Conversazione con Raffaello Belli a cura di Simona Lancioni

La disciplina dell’edilizia residenziale pubblica della Regione Toscana prevede che la persona con disabilità assegnataria di un’abitazione debba essere sfrattata qualora disponga di un valore ISEE superiore ai 50mila euro. L’impatto che uno sfratto può avere su una persona con grave disabilità non è neanche lontanamente equiparabile a quello, già pesantissimo, che può avere sulle persone senza disabilità, e di fatto innesca un perverso meccanismo discriminatorio sulla base della disabilità. Ne abbiamo parlato con Raffaello Belli, attivista per il diritto alla Vita Indipendente delle persone con disabilità, che ha approfondito questi aspetti.
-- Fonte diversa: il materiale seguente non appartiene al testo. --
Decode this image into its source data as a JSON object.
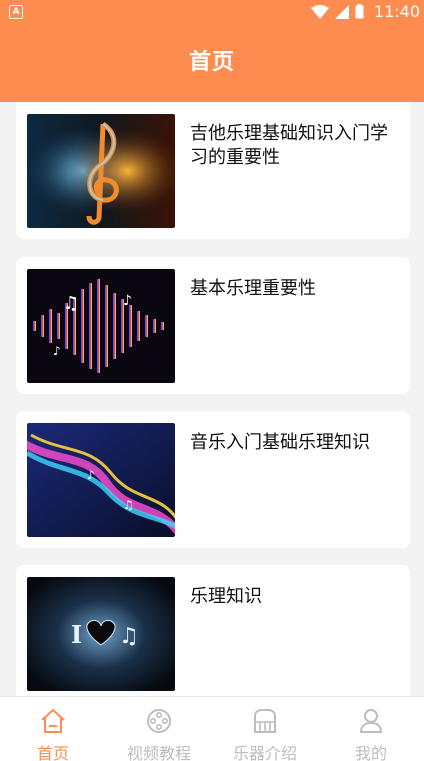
{
  "status_bar": {
    "time": "11:40",
    "app_badge": "A"
  },
  "header": {
    "title": "首页"
  },
  "articles": [
    {
      "title": "吉他乐理基础知识入门学习的重要性",
      "image": "treble-clef-fire-water"
    },
    {
      "title": "基本乐理重要性",
      "image": "neon-music-notes-equalizer"
    },
    {
      "title": "音乐入门基础乐理知识",
      "image": "colorful-music-swirl"
    },
    {
      "title": "乐理知识",
      "image": "i-love-music-glow"
    }
  ],
  "tabs": [
    {
      "label": "首页",
      "icon": "home-icon",
      "active": true
    },
    {
      "label": "视频教程",
      "icon": "film-reel-icon",
      "active": false
    },
    {
      "label": "乐器介绍",
      "icon": "piano-icon",
      "active": false
    },
    {
      "label": "我的",
      "icon": "user-icon",
      "active": false
    }
  ],
  "colors": {
    "accent": "#ff8c4f",
    "inactive": "#bdbdbd",
    "background": "#f3f3f3"
  }
}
Trascriviamo le sue osservazioni e ci uniamo all’appello di giustizia sociale che ne scaturisce.

Un disegno raffigura un agglomerato di case popolari.

In Toscana la materia dell’edilizia residenziale pubblica (ERP) è disciplinata dalla Legge regionale n. 2 del 2 gennaio 2019. In particolare l’articolo 38 comma 3* lett. n) di questa norma prevede che la persona con disabilità assegnataria di un’abitazione debba essere sfrattata (anche se formalmente si parla di “decadenza dall’assegnazione”) qualora disponga di un valore ISEE (situazione economica equivalente) superiore ai 50mila euro (il doppio di quanto previsto per lo sfratto delle persone senza disabilità). Questa disposizione che, come vedremo, innesca un perverso meccanismo discriminatorio, è stata mantenuta inalterata anche nella Proposta di Legge n. 1 del 23 dicembre 2024 con la quale la Regione intende rimettere mano alla materia e apportare modifiche alla Legge regionale 2/2019.

Il meccanismo dell’ISEE, spiega Belli, si rivela equo solo in apparenza, perché non tiene conto delle sproporzionate difficoltà che le persone con disabilità devono affrontare rispetto alle altre persone, e nei fatti è particolarmente penalizzante per le persone con disabilità grave che vivono da sole.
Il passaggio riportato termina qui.